Some financial institutions haven't stopped trying to exploit consumers. The difference now is that the consumers have a real, independent advocate — a cop on the street. The CFPB was created as part of the Dodd-Frank Wall Street Reform and Consumer Protection Act in 2010 to take on these banks and lenders and take them to court when they harm consumers. The CFPB has already recovered an astonishing $12 billion on behalf of almost 30 million consumers.

It has moved against the worst of the worst — payday lenders that pull customers into spiraling debt, debt collectors who push homeowners toward foreclosure, lenders who discriminate against people of color, and for-profit colleges that exploit Americans trying to obtain an education. The CFPB has cracked down on many of those responsible for the financial crisis of 2008, including shady mortgage companies who misled customers and then foreclosed on their homes, and reverse-mortgage companies whose deceptive advertisements have harmed vulnerable senior citizens.

The CFPB also has been a leader in fighting exploitative retail banking practices. Wells Fargo's illegal practices cost the bank $185 million in fines, including a record $100 million levied by the CFPB, for the bank’s years of duping customers and creating fraudulent, unauthorized accounts and credit cards.

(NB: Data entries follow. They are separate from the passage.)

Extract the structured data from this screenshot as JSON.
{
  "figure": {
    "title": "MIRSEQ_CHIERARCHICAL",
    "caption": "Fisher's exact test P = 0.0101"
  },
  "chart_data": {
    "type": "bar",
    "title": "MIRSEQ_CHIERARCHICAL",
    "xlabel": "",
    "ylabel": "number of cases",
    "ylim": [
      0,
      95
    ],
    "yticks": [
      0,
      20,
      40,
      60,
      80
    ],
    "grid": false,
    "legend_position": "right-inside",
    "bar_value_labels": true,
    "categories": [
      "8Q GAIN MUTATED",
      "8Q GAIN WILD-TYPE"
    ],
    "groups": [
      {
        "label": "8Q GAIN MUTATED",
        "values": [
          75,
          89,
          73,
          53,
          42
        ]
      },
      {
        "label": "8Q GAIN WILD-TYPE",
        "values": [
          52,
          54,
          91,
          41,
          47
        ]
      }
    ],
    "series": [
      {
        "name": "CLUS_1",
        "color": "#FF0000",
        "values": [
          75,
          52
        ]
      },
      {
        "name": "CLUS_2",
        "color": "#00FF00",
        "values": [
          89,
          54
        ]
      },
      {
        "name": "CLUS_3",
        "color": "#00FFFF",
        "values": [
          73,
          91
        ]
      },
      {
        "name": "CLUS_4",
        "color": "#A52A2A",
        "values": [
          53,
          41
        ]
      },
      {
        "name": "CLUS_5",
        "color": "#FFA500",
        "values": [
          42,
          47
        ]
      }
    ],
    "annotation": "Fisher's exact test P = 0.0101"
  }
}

As the CFPB discovered, lower-wage employees were pressured or even threatened with the loss of their jobs if they didn’t engage in these tactics to meet extreme sales goals. The Wells Fargo CEO was forced to resign, and the bank ended its abusive sales quota system because of the CFPB's work. Separately, the agency fined Santander Bank for enrolling customers in an overdraft service without their consent, then charging those customers fees for services they never wanted.